Of course this all still follows after you’ve got everyone to agree that marriage is “for” raising children. A position which currently seems to be your personal view but not one which is found anywhere in law or even an official church position.
Yes, but this does not really change the fact that a functional heterosexual adoptive family can offer an environment for a child that is absolutely irreplicable by a homosexual couple (or a single parent).
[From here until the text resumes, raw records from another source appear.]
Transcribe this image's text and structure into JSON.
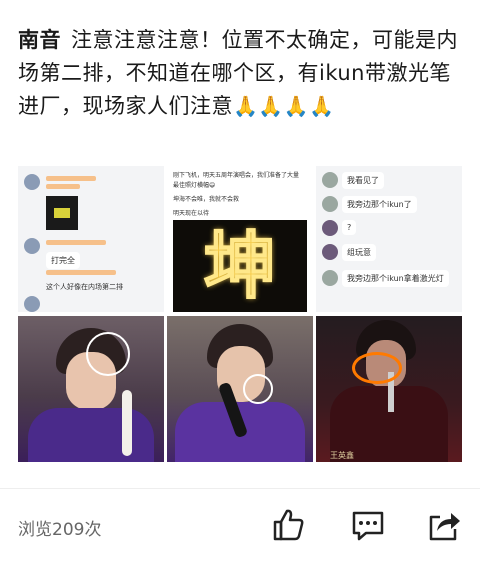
{
  "post": {
    "author": "南音",
    "text": "注意注意注意！位置不太确定，可能是内场第二排，不知道在哪个区，有ikun带激光笔进厂，现场家人们注意",
    "emoji": "🙏🙏🙏🙏"
  },
  "images": {
    "chat1": {
      "bubble1": "打完全",
      "bubble2": "这个人好像在内场第二排"
    },
    "chat2": {
      "line1": "刚下飞机，明天五周年演唱会，我们准备了大量",
      "line2": "最佳照灯横幅😄",
      "line3": "坤海不会唯，我就不会救",
      "line4": "明天现在以待",
      "sign": "坤"
    },
    "chat3": {
      "m1": "我看见了",
      "m2": "我旁边那个ikun了",
      "m3": "?",
      "m4": "组玩意",
      "m5": "我旁边那个ikun拿着激光灯"
    },
    "photo6_caption": "王英鑫"
  },
  "footer": {
    "views": "浏览209次"
  },
  "colors": {
    "text": "#1a1a1a",
    "muted": "#666666",
    "annotation": "#ff7a00",
    "sign_glow": "#ffe88a"
  }
}
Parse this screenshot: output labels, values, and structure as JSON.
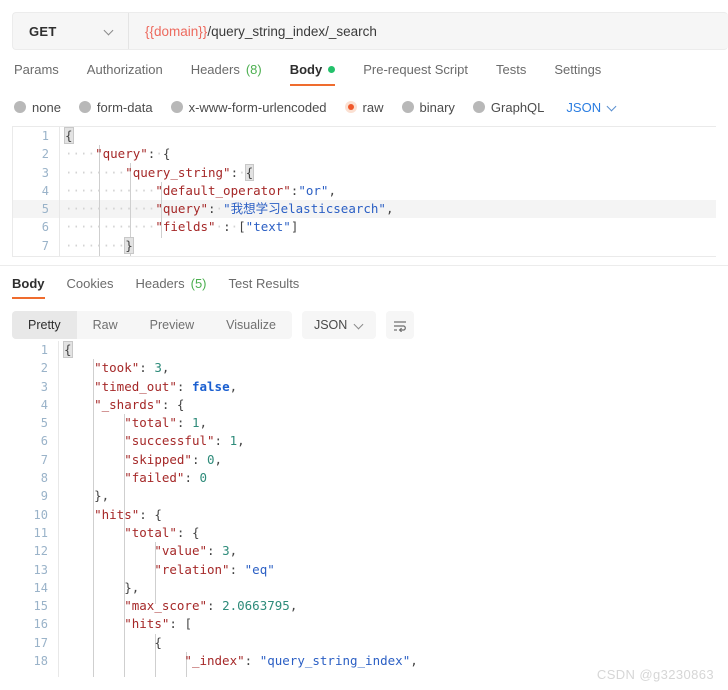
{
  "request": {
    "method": "GET",
    "method_caret": "chevron-down-icon",
    "url_variable": "{{domain}}",
    "url_path": "/query_string_index/_search",
    "tabs": [
      {
        "label": "Params",
        "active": false,
        "dot": false
      },
      {
        "label": "Authorization",
        "active": false,
        "dot": false
      },
      {
        "label": "Headers",
        "count": "(8)",
        "active": false,
        "dot": false
      },
      {
        "label": "Body",
        "active": true,
        "dot": true
      },
      {
        "label": "Pre-request Script",
        "active": false,
        "dot": false
      },
      {
        "label": "Tests",
        "active": false,
        "dot": false
      },
      {
        "label": "Settings",
        "active": false,
        "dot": false
      }
    ],
    "body_types": [
      {
        "label": "none",
        "selected": false
      },
      {
        "label": "form-data",
        "selected": false
      },
      {
        "label": "x-www-form-urlencoded",
        "selected": false
      },
      {
        "label": "raw",
        "selected": true
      },
      {
        "label": "binary",
        "selected": false
      },
      {
        "label": "GraphQL",
        "selected": false
      }
    ],
    "format": "JSON",
    "body_lines": [
      {
        "n": "1",
        "text": "{"
      },
      {
        "n": "2",
        "text": "    \"query\": {"
      },
      {
        "n": "3",
        "text": "        \"query_string\": {"
      },
      {
        "n": "4",
        "text": "            \"default_operator\":\"or\","
      },
      {
        "n": "5",
        "text": "            \"query\": \"我想学习elasticsearch\","
      },
      {
        "n": "6",
        "text": "            \"fields\" : [\"text\"]"
      },
      {
        "n": "7",
        "text": "        }"
      }
    ]
  },
  "response": {
    "tabs": [
      {
        "label": "Body",
        "active": true
      },
      {
        "label": "Cookies",
        "active": false
      },
      {
        "label": "Headers",
        "count": "(5)",
        "active": false
      },
      {
        "label": "Test Results",
        "active": false
      }
    ],
    "view_modes": [
      {
        "label": "Pretty",
        "active": true
      },
      {
        "label": "Raw",
        "active": false
      },
      {
        "label": "Preview",
        "active": false
      },
      {
        "label": "Visualize",
        "active": false
      }
    ],
    "format": "JSON",
    "wrap_icon": "word-wrap-icon",
    "body_lines": [
      {
        "n": "1",
        "text": "{"
      },
      {
        "n": "2",
        "text": "    \"took\": 3,"
      },
      {
        "n": "3",
        "text": "    \"timed_out\": false,"
      },
      {
        "n": "4",
        "text": "    \"_shards\": {"
      },
      {
        "n": "5",
        "text": "        \"total\": 1,"
      },
      {
        "n": "6",
        "text": "        \"successful\": 1,"
      },
      {
        "n": "7",
        "text": "        \"skipped\": 0,"
      },
      {
        "n": "8",
        "text": "        \"failed\": 0"
      },
      {
        "n": "9",
        "text": "    },"
      },
      {
        "n": "10",
        "text": "    \"hits\": {"
      },
      {
        "n": "11",
        "text": "        \"total\": {"
      },
      {
        "n": "12",
        "text": "            \"value\": 3,"
      },
      {
        "n": "13",
        "text": "            \"relation\": \"eq\""
      },
      {
        "n": "14",
        "text": "        },"
      },
      {
        "n": "15",
        "text": "        \"max_score\": 2.0663795,"
      },
      {
        "n": "16",
        "text": "        \"hits\": ["
      },
      {
        "n": "17",
        "text": "            {"
      },
      {
        "n": "18",
        "text": "                \"_index\": \"query_string_index\","
      }
    ]
  },
  "watermark": "CSDN @g3230863",
  "colors": {
    "accent": "#ef6c2e",
    "variable": "#ed6a5e",
    "json_key": "#a52828",
    "json_string": "#2b5fc4",
    "json_number": "#2e8b7a",
    "json_bool": "#1a5fd0",
    "green_dot": "#23c16b",
    "link_blue": "#2a7de1"
  }
}
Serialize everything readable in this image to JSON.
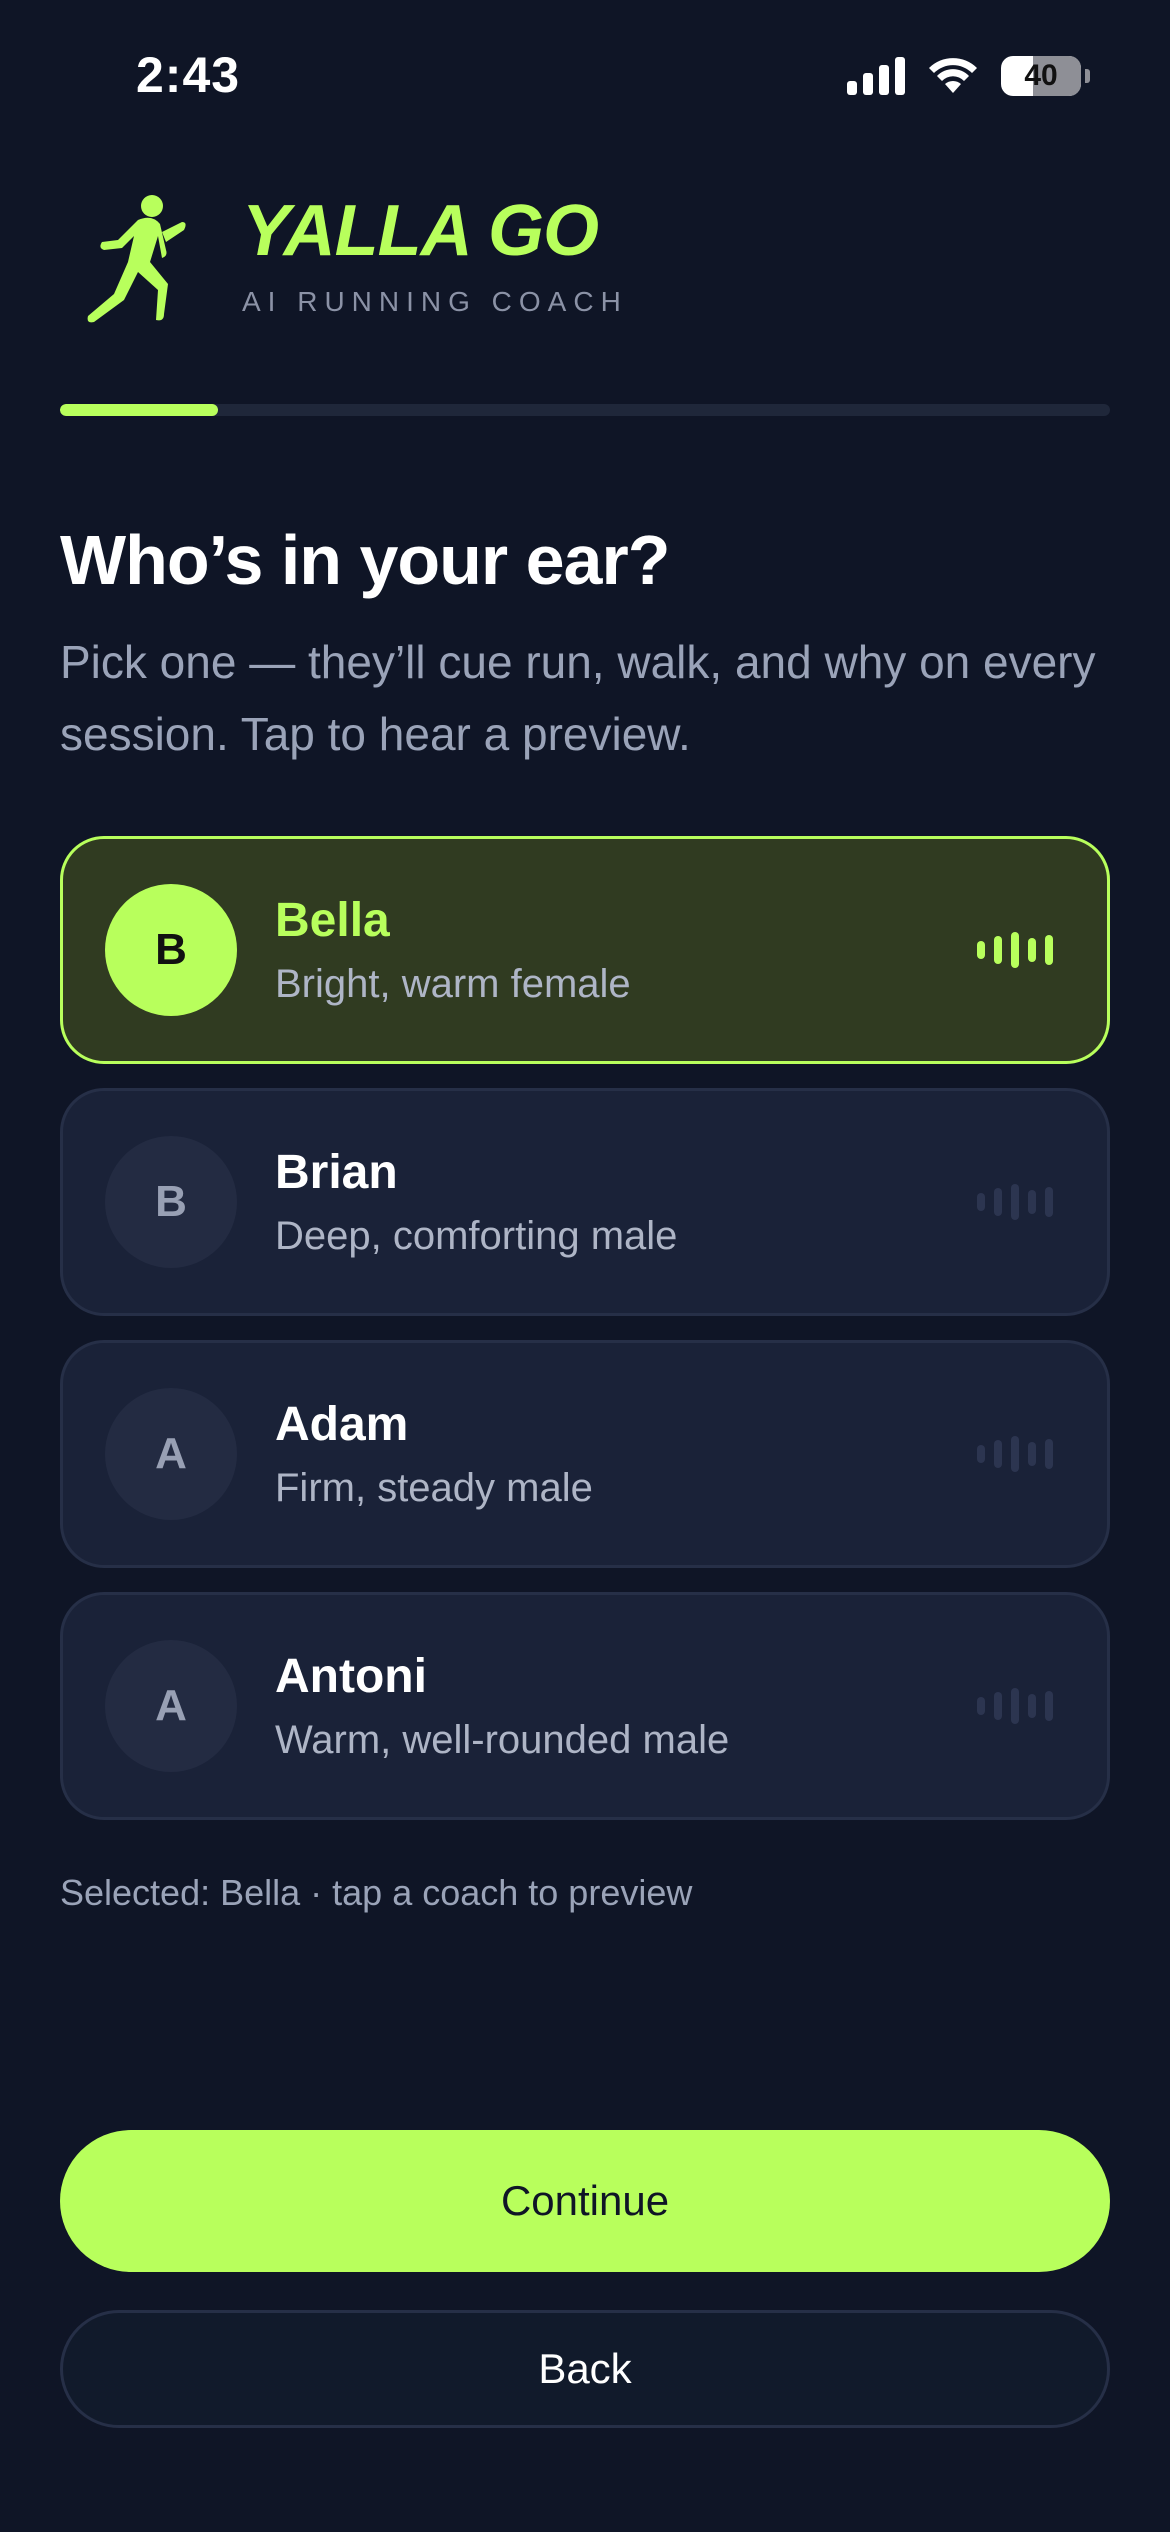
{
  "status_bar": {
    "time": "2:43",
    "battery": "40",
    "battery_level": 0.4
  },
  "brand": {
    "title": "YALLA GO",
    "subtitle": "AI RUNNING COACH",
    "logo_icon": "runner-icon"
  },
  "onboarding_progress": 0.15,
  "header": {
    "title": "Who’s in your ear?",
    "subtitle": "Pick one — they’ll cue run, walk, and why on every session. Tap to hear a preview."
  },
  "coaches": [
    {
      "initial": "B",
      "name": "Bella",
      "description": "Bright, warm female",
      "selected": true
    },
    {
      "initial": "B",
      "name": "Brian",
      "description": "Deep, comforting male",
      "selected": false
    },
    {
      "initial": "A",
      "name": "Adam",
      "description": "Firm, steady male",
      "selected": false
    },
    {
      "initial": "A",
      "name": "Antoni",
      "description": "Warm, well-rounded male",
      "selected": false
    }
  ],
  "selection_note": "Selected: Bella · tap a coach to preview",
  "buttons": {
    "continue": "Continue",
    "back": "Back"
  },
  "colors": {
    "accent": "#b8ff5c",
    "background": "#0f1526",
    "card": "#1a2238",
    "card_selected": "#303b21"
  }
}
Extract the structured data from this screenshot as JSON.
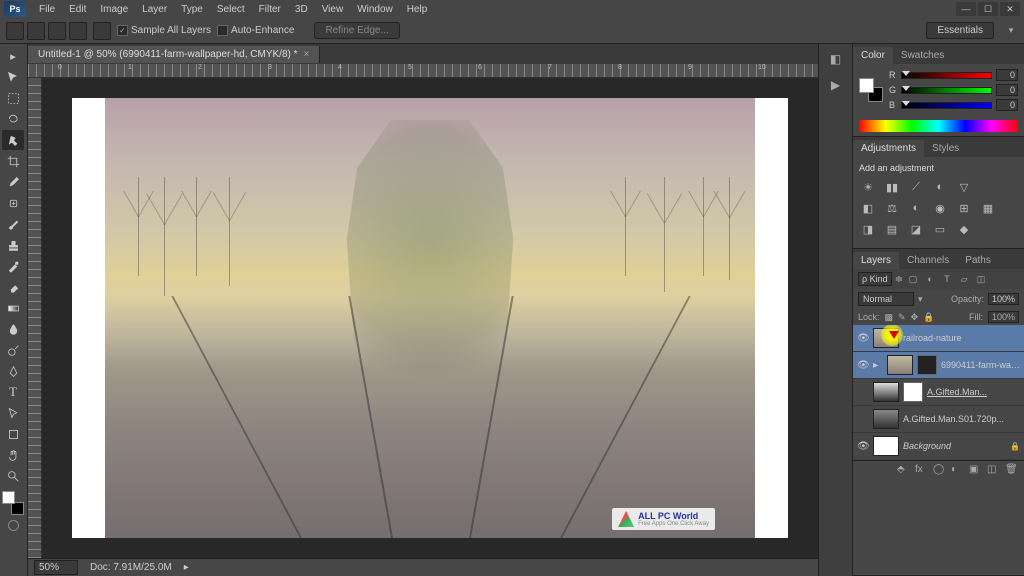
{
  "app": {
    "logo": "Ps"
  },
  "menus": [
    "File",
    "Edit",
    "Image",
    "Layer",
    "Type",
    "Select",
    "Filter",
    "3D",
    "View",
    "Window",
    "Help"
  ],
  "optionsBar": {
    "sampleAll": "Sample All Layers",
    "autoEnhance": "Auto-Enhance",
    "refine": "Refine Edge..."
  },
  "workspace": "Essentials",
  "documentTab": "Untitled-1 @ 50% (6990411-farm-wallpaper-hd, CMYK/8) *",
  "rulerH": [
    "0",
    "1",
    "2",
    "3",
    "4",
    "5",
    "6",
    "7",
    "8",
    "9",
    "10"
  ],
  "statusBar": {
    "zoom": "50%",
    "doc": "Doc: 7.91M/25.0M"
  },
  "watermark": {
    "title": "ALL PC World",
    "sub": "Free Apps One Click Away"
  },
  "panels": {
    "color": {
      "tabs": [
        "Color",
        "Swatches"
      ],
      "channels": [
        {
          "label": "R",
          "value": "0"
        },
        {
          "label": "G",
          "value": "0"
        },
        {
          "label": "B",
          "value": "0"
        }
      ]
    },
    "adjustments": {
      "tabs": [
        "Adjustments",
        "Styles"
      ],
      "title": "Add an adjustment"
    },
    "layers": {
      "tabs": [
        "Layers",
        "Channels",
        "Paths"
      ],
      "kind": "ρ Kind",
      "blend": "Normal",
      "opacityLabel": "Opacity:",
      "opacity": "100%",
      "lockLabel": "Lock:",
      "fillLabel": "Fill:",
      "fill": "100%",
      "items": [
        {
          "name": "railroad-nature"
        },
        {
          "name": "6990411-farm-wallp..."
        },
        {
          "name": "A.Gifted.Man..."
        },
        {
          "name": "A.Gifted.Man.S01.720p..."
        },
        {
          "name": "Background"
        }
      ]
    }
  }
}
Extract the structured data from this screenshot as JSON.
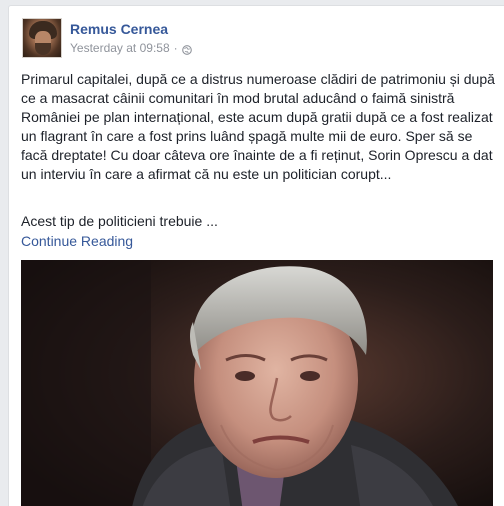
{
  "post": {
    "author": "Remus Cernea",
    "timestamp": "Yesterday at 09:58",
    "separator": "·",
    "privacy_icon": "globe-icon",
    "body": "Primarul capitalei, după ce a distrus numeroase clădiri de patrimoniu și după ce a masacrat câinii comunitari în mod brutal aducând o faimă sinistră României pe plan internațional, este acum după gratii după ce a fost realizat un flagrant în care a fost prins luând șpagă multe mii de euro. Sper să se facă dreptate! Cu doar câteva ore înainte de a fi reținut, Sorin Oprescu a dat un interviu în care a afirmat că nu este un politician corupt...",
    "teaser": "Acest tip de politicieni trebuie ...",
    "continue_label": "Continue Reading"
  },
  "colors": {
    "link": "#365899",
    "text": "#1d2129",
    "muted": "#90949c"
  }
}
You can equally well say that a homosexual couple (or a single parent) provides an environment for a child that is absolutely irreplicable by a heterosexual couple. Both are equally true. The issue here is demonstrating that one is in some way significantly better than the other. Thus far we don’t seem to have identified any reason to believe this to be the case.
And this is still not terribly relevant, the key question is whether being raised by a heterosexual couple or a single parent, is better than growing up in an adoption agency. Those are the real options to pick between here as children that are adopted mostly come from adoption agencies.